Change light fixtures
- Why it’s ideal for DIY beginners: If you have the time and a little familiarity with wiring, you could save a ton in labor costs by replacing a ceiling or wall light fixture. As electrical jobs go, this is an easier one because you’re just hooking up the fixture to existing wiring, not installing anything new.
- What you’ll need: Pliers, 4-in-1 screwdriver, needle-nose pliers, voltage tester, wire cutter, ground screw, electrical tape, and step ladder are some of the tools required. All of these can be easily purchased at a hardware store, if you don’t have them already.
- What you’ll save: Electricians are expensive. A professional light fixture installation can cost an average of $80 an hour or $527 per project, according to HomeAdvisor. Small lights can cost less than $100, but intricate fixtures can go up to a few thousand dollars.
- What to watch out for: Of course, you know to turn the power off before you do anything.

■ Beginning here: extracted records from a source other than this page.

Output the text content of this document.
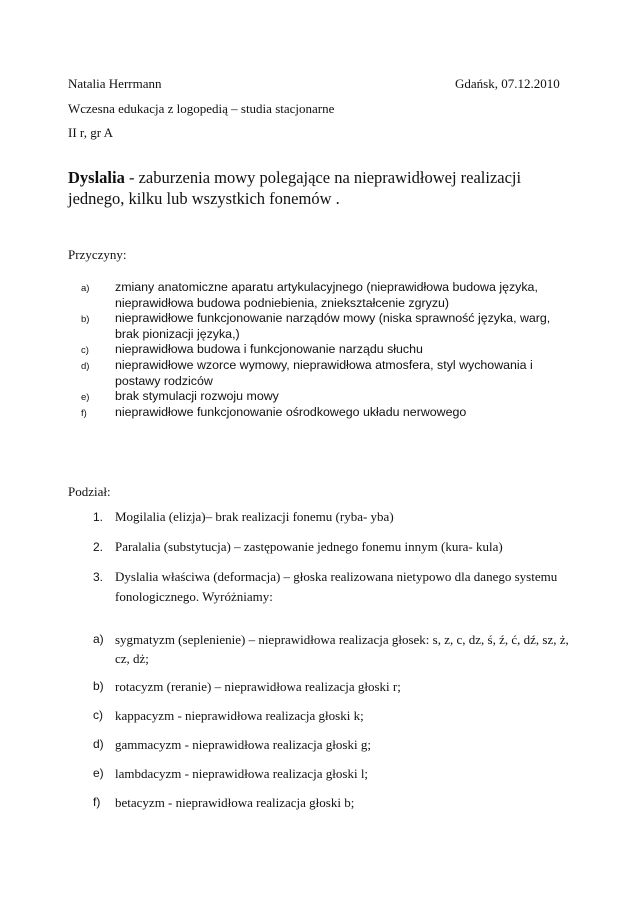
Natalia Herrmann	Gdańsk, 07.12.2010
Wczesna edukacja z logopedią – studia stacjonarne
II r, gr A
Dyslalia - zaburzenia mowy polegające na nieprawidłowej realizacji jednego, kilku lub wszystkich fonemów .
Przyczyny:
a) zmiany anatomiczne aparatu artykulacyjnego (nieprawidłowa budowa języka, nieprawidłowa budowa podniebienia, zniekształcenie zgryzu)
b) nieprawidłowe funkcjonowanie narządów mowy (niska sprawność języka, warg, brak pionizacji języka,)
c) nieprawidłowa budowa i funkcjonowanie narządu słuchu
d) nieprawidłowe wzorce wymowy, nieprawidłowa atmosfera, styl wychowania i postawy rodziców
e) brak stymulacji rozwoju mowy
f) nieprawidłowe funkcjonowanie ośrodkowego układu nerwowego
Podział:
1. Mogilalia (elizja)– brak realizacji fonemu (ryba- yba)
2. Paralalia (substytucja) – zastępowanie jednego fonemu innym (kura- kula)
3. Dyslalia właściwa (deformacja) – głoska realizowana nietypowo dla danego systemu fonologicznego. Wyróżniamy:
a) sygmatyzm (seplenienie) – nieprawidłowa realizacja głosek: s, z, c, dz, ś, ź, ć, dź, sz, ż, cz, dż;
b) rotacyzm (reranie) – nieprawidłowa realizacja głoski r;
c) kappacyzm - nieprawidłowa realizacja głoski k;
d) gammacyzm - nieprawidłowa realizacja głoski g;
e) lambdacyzm - nieprawidłowa realizacja głoski l;
f) betacyzm - nieprawidłowa realizacja głoski b;
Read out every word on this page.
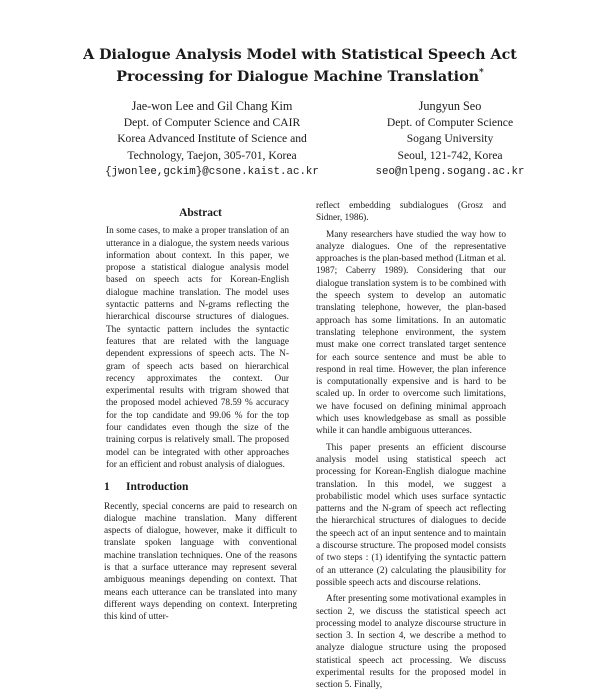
A Dialogue Analysis Model with Statistical Speech Act
Processing for Dialogue Machine Translation*
Jae-won Lee and Gil Chang Kim
Dept. of Computer Science and CAIR
Korea Advanced Institute of Science and
Technology, Taejon, 305-701, Korea
{jwonlee,gckim}@csone.kaist.ac.kr
Jungyun Seo
Dept. of Computer Science
Sogang University
Seoul, 121-742, Korea
seo@nlpeng.sogang.ac.kr
Abstract

In some cases, to make a proper translation of an utterance in a dialogue, the system needs various information about context. In this paper, we propose a statistical dialogue analysis model based on speech acts for Korean-English dialogue machine translation. The model uses syntactic patterns and N-grams reflecting the hierarchical discourse structures of dialogues. The syntactic pattern includes the syntactic features that are related with the language dependent expressions of speech acts. The N-gram of speech acts based on hierarchical recency approximates the context. Our experimental results with trigram showed that the proposed model achieved 78.59 % accuracy for the top candidate and 99.06 % for the top four candidates even though the size of the training corpus is relatively small. The proposed model can be integrated with other approaches for an efficient and robust analysis of dialogues.

1 Introduction

Recently, special concerns are paid to research on dialogue machine translation. Many different aspects of dialogue, however, make it difficult to translate spoken language with conventional machine translation techniques. One of the reasons is that a surface utterance may represent several ambiguous meanings depending on context. That means each utterance can be translated into many different ways depending on context. Interpreting this kind of utter-

reflect embedding subdialogues (Grosz and Sidner, 1986).

Many researchers have studied the way how to analyze dialogues. One of the representative approaches is the plan-based method (Litman et al. 1987; Caberry 1989). Considering that our dialogue translation system is to be combined with the speech system to develop an automatic translating telephone, however, the plan-based approach has some limitations. In an automatic translating telephone environment, the system must make one correct translated target sentence for each source sentence and must be able to respond in real time. However, the plan inference is computationally expensive and is hard to be scaled up. In order to overcome such limitations, we have focused on defining minimal approach which uses knowledgebase as small as possible while it can handle ambiguous utterances.

This paper presents an efficient discourse analysis model using statistical speech act processing for Korean-English dialogue machine translation. In this model, we suggest a probabilistic model which uses surface syntactic patterns and the N-gram of speech act reflecting the hierarchical structures of dialogues to decide the speech act of an input sentence and to maintain a discourse structure. The proposed model consists of two steps : (1) identifying the syntactic pattern of an utterance (2) calculating the plausibility for possible speech acts and discourse relations.

After presenting some motivational examples in section 2, we discuss the statistical speech act processing model to analyze discourse structure in section 3. In section 4, we describe a method to analyze dialogue structure using the proposed statistical speech act processing. We discuss experimental results for the proposed model in section 5. Finally,
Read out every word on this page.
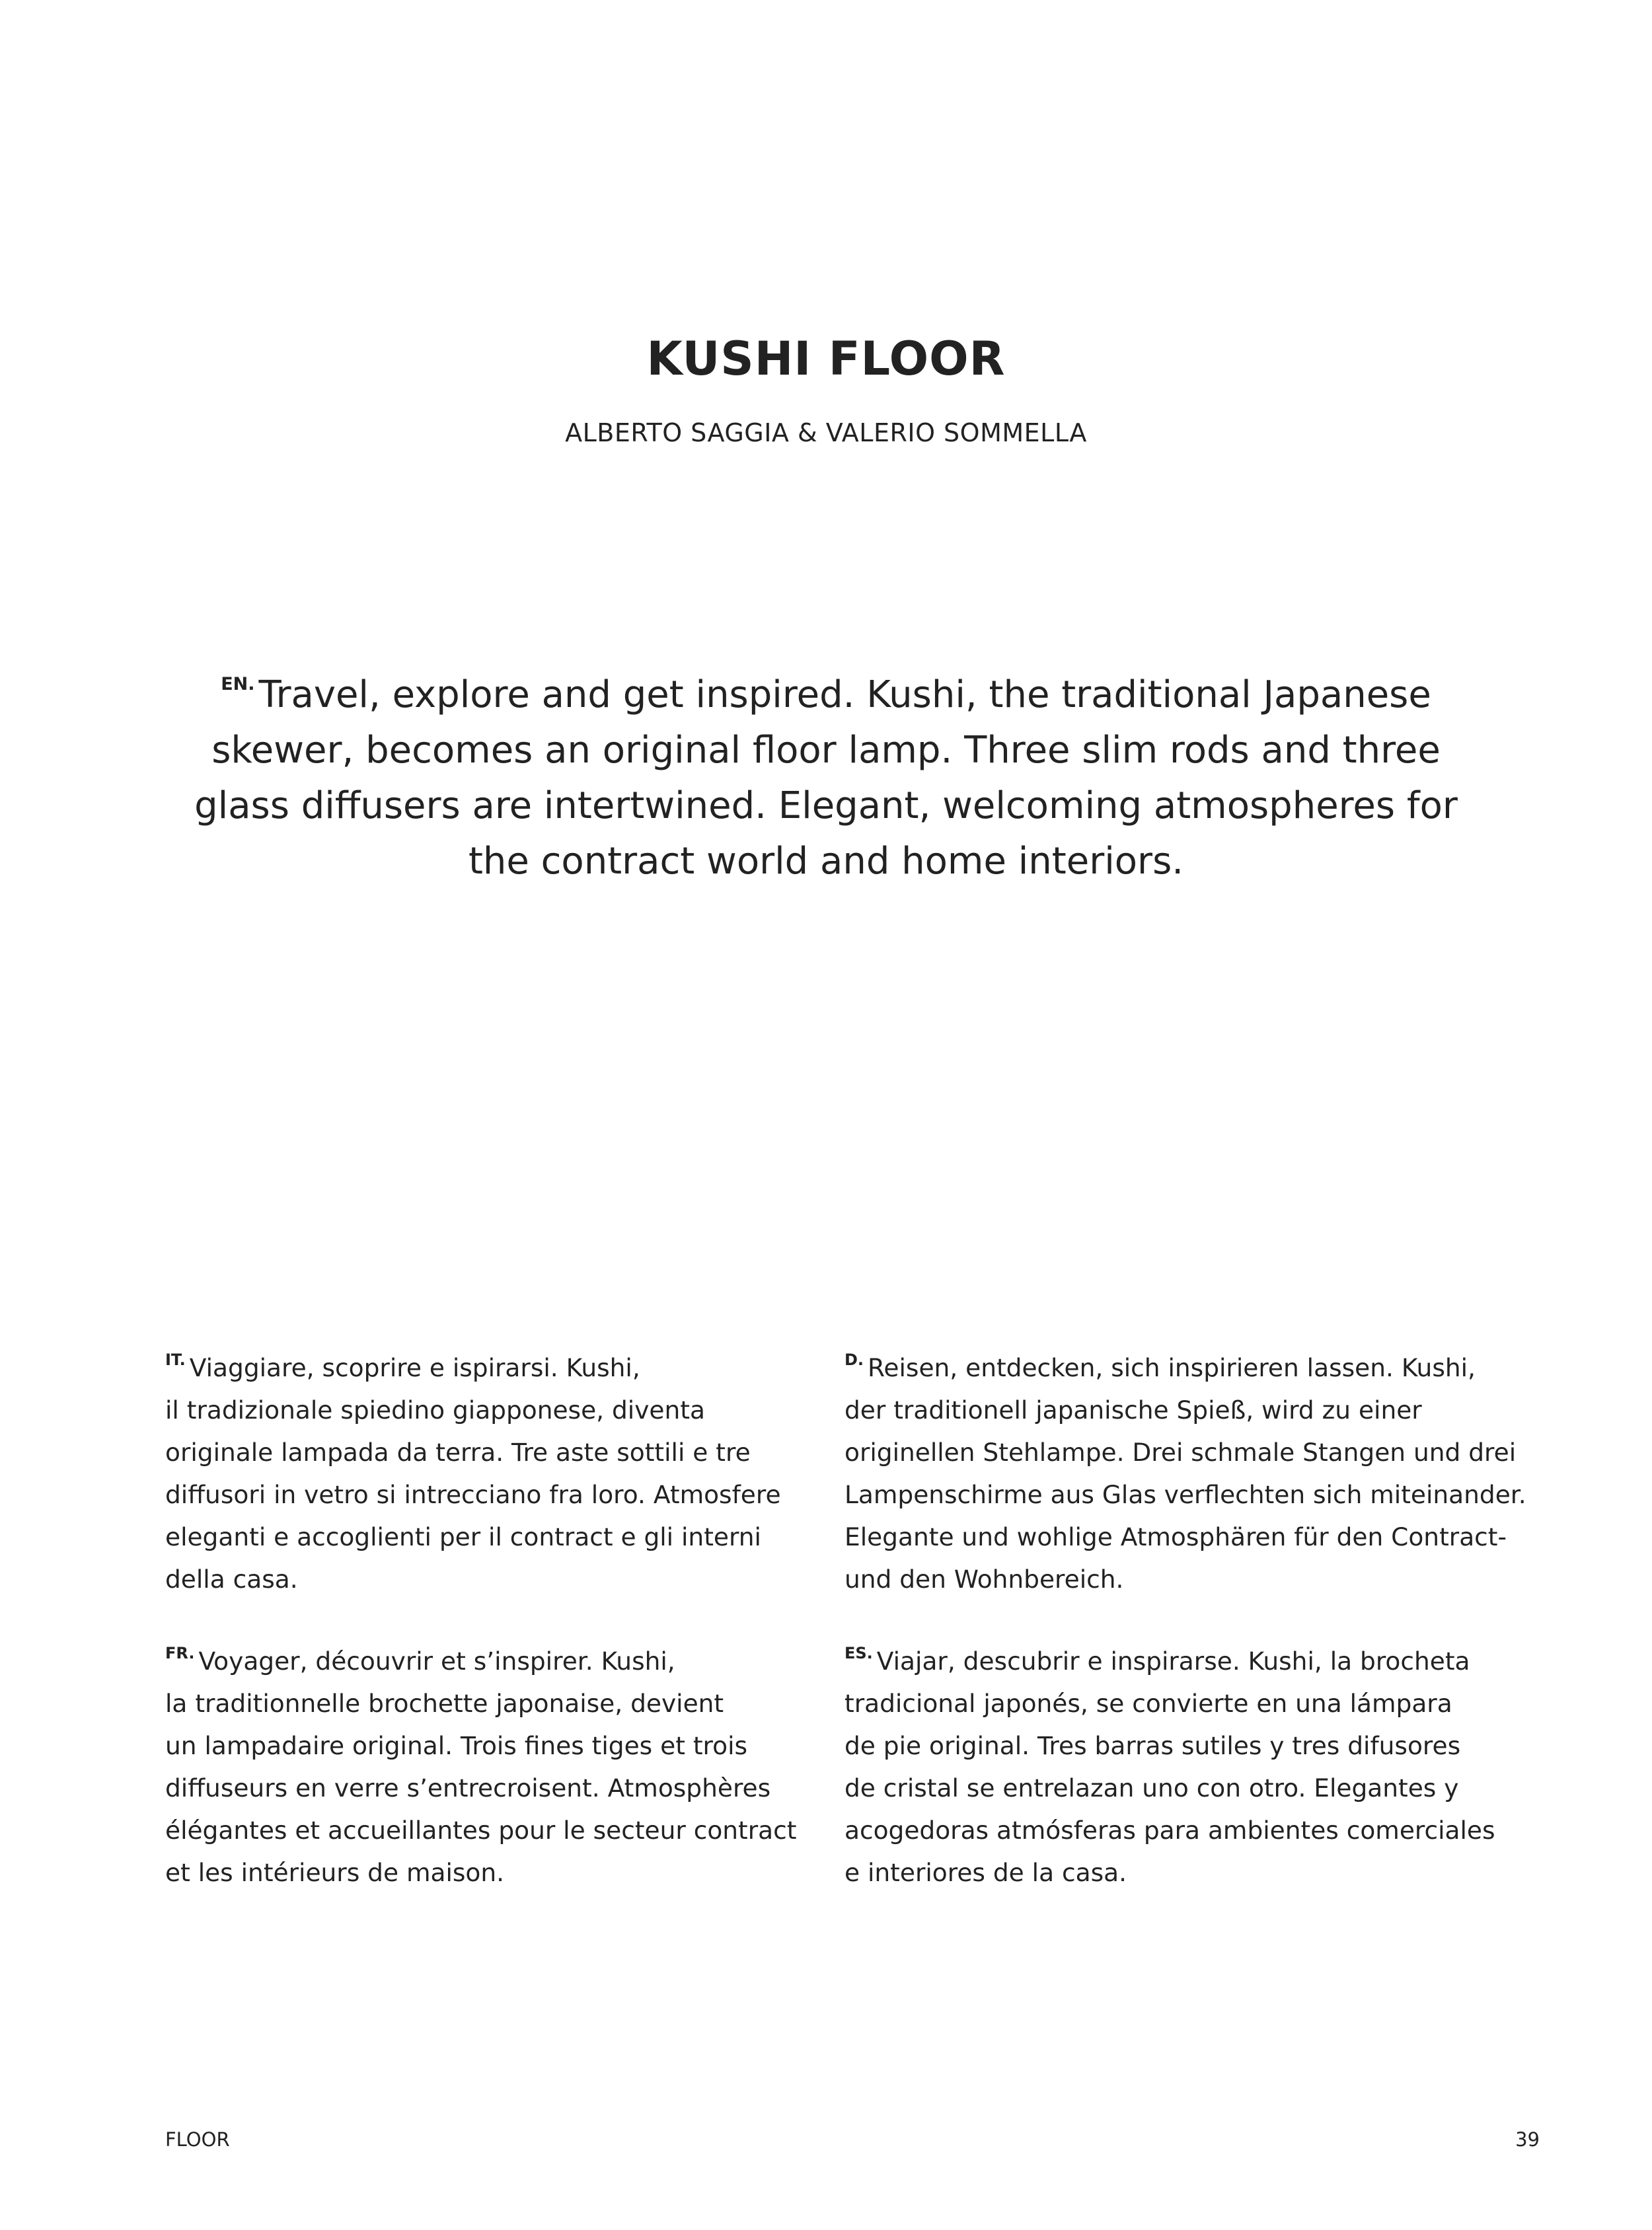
KUSHI FLOOR
ALBERTO SAGGIA & VALERIO SOMMELLA

$^{EN.}$ Travel, explore and get inspired. Kushi, the traditional Japanese skewer, becomes an original floor lamp. Three slim rods and three glass diffusers are intertwined. Elegant, welcoming atmospheres for the contract world and home interiors.

$^{IT.}$ Viaggiare, scoprire e ispirarsi. Kushi,
il tradizionale spiedino giapponese, diventa
originale lampada da terra. Tre aste sottili e tre
diffusori in vetro si intrecciano fra loro. Atmosfere
eleganti e accoglienti per il contract e gli interni
della casa.

$^{D.}$ Reisen, entdecken, sich inspirieren lassen. Kushi,
der traditionell japanische Spieß, wird zu einer
originellen Stehlampe. Drei schmale Stangen und drei
Lampenschirme aus Glas verflechten sich miteinander.
Elegante und wohlige Atmosphären für den Contract-
und den Wohnbereich.

$^{FR.}$ Voyager, découvrir et s’inspirer. Kushi,
la traditionnelle brochette japonaise, devient
un lampadaire original. Trois fines tiges et trois
diffuseurs en verre s’entrecroisent. Atmosphères
élégantes et accueillantes pour le secteur contract
et les intérieurs de maison.

$^{ES.}$ Viajar, descubrir e inspirarse. Kushi, la brocheta
tradicional japonés, se convierte en una lámpara
de pie original. Tres barras sutiles y tres difusores
de cristal se entrelazan uno con otro. Elegantes y
acogedoras atmósferas para ambientes comerciales
e interiores de la casa.

FLOOR	39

Even so, working with electricity always carries some risk. If, once you expose them, the wires look badly frayed or damaged in some way, do not attempt this. Make sure the new light fixture is the same size as the old; if it doesn’t fit the space, do not attempt this. And never try to install a fixture in a new spot where none previously existed. These are all jobs for the licensed pros.
The bottom line on beginner DIY projects
DIY home renovation jobs can save you a lot of money and offer a lot of satisfaction. Beginners will always have a learning curve, of course. But while it’s good to stretch, know your limitations — especially if it’s a project that deals with power tools or electricity — and it is always wise to know where to draw the line, and when to call in the professionals.